In terms of money, Red Hat buying StackRox probably isn’t that big a deal. Sources say it was just above $100 million. Big money to you and me, but peanuts for big tech companies. But, when it comes to securing Kubernetes, this is an enormous deal not just for Red Hat and its in-house Kubernetes distro, OpenShift, but for all Kubernetes distros and services.
That’s because StackRox’s software does an exceptional job of providing visibility across Kubernetes clusters by deploying components for enforcement and data collection directly into the Kubernetes cluster infrastructure. StackRox also provides a policy engine that includes hundreds of built-in controls to enforce security best practices, industry standards, and configuration management.
With StackRox, Red Hat said it would focus on improving security for cloud-native workloads by expanding and refining Kubernetes’ native controls, and shifting security into the container build and CI/CD phase.
Best of all, Red Hat will be open-sourcing StackRox’s technology. In addition to OpenShift, StackRox will continue to support multiple Kubernetes platforms, including Amazon Elastic Kubernetes Service, Microsoft Azure Kubernetes Service, and Google Kubernetes Engine.
Red Hat is also expected to integrate StackRox’s security measures with its container registry Quay. This will enable you to ensure security in your application pipelines, including your existing container image scanning and continuous integration, continuous delivery, and continuous deployment (CI/CD) programs.
Red Hat will also be getting KubeLinter, StackRox’s newly open-sourced lint-style analysis program for Kubernetes YAML files and Helm charts. This will also prove very useful for both securing and cleaning up cloud-native programs.
After all, as Red Hat CEO Paul Cormier said, “Securing Kubernetes workloads and infrastructure cannot be done in a piecemeal manner; security must be an integrated part of every deployment, not an afterthought. Red Hat adds StackRox’s Kubernetes-native capabilities to OpenShift’s layered security approach, furthering our mission to bring product-ready open innovation to every organization across the open hybrid cloud across IT footprints.”
Ashesh Badani Red Hat’s senior VP of Cloud Platforms, added after the deal was completed that:
Over the past several years we have paid close attention to how our customers are securing their workloads, as well as the growing importance of GitOps to organizations. Both of these have reinforced how critically important it is for security to “shift left” – integrated within every part of the development and deployment lifecycle and not treated as an afterthought. With StackRox, we will be working to add security into container build and CI/CD processes. This helps to more efficiently identify and address issues earlier in the development cycle while providing more cohesive security up and down the entire IT stack and throughout the application lifecycle.

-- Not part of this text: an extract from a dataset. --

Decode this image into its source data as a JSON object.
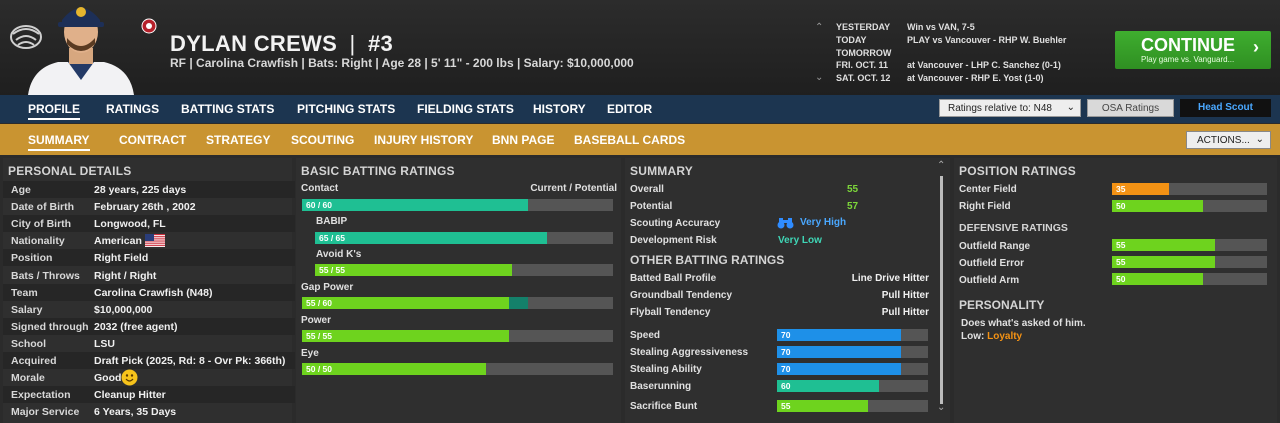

It’s not just Red Hat that thinks well of this acquisition. 451 Research likes it too. “For those looking to secure complex environments, they need more than security features alone — there’s a need for visibility across many environments, compliance management, threat detection, incident response, and much more,” it said. That’s exactly what StackRox software offerings will give Red Hat and other companies’ Kubernetes-based hybrid-clouds and programs.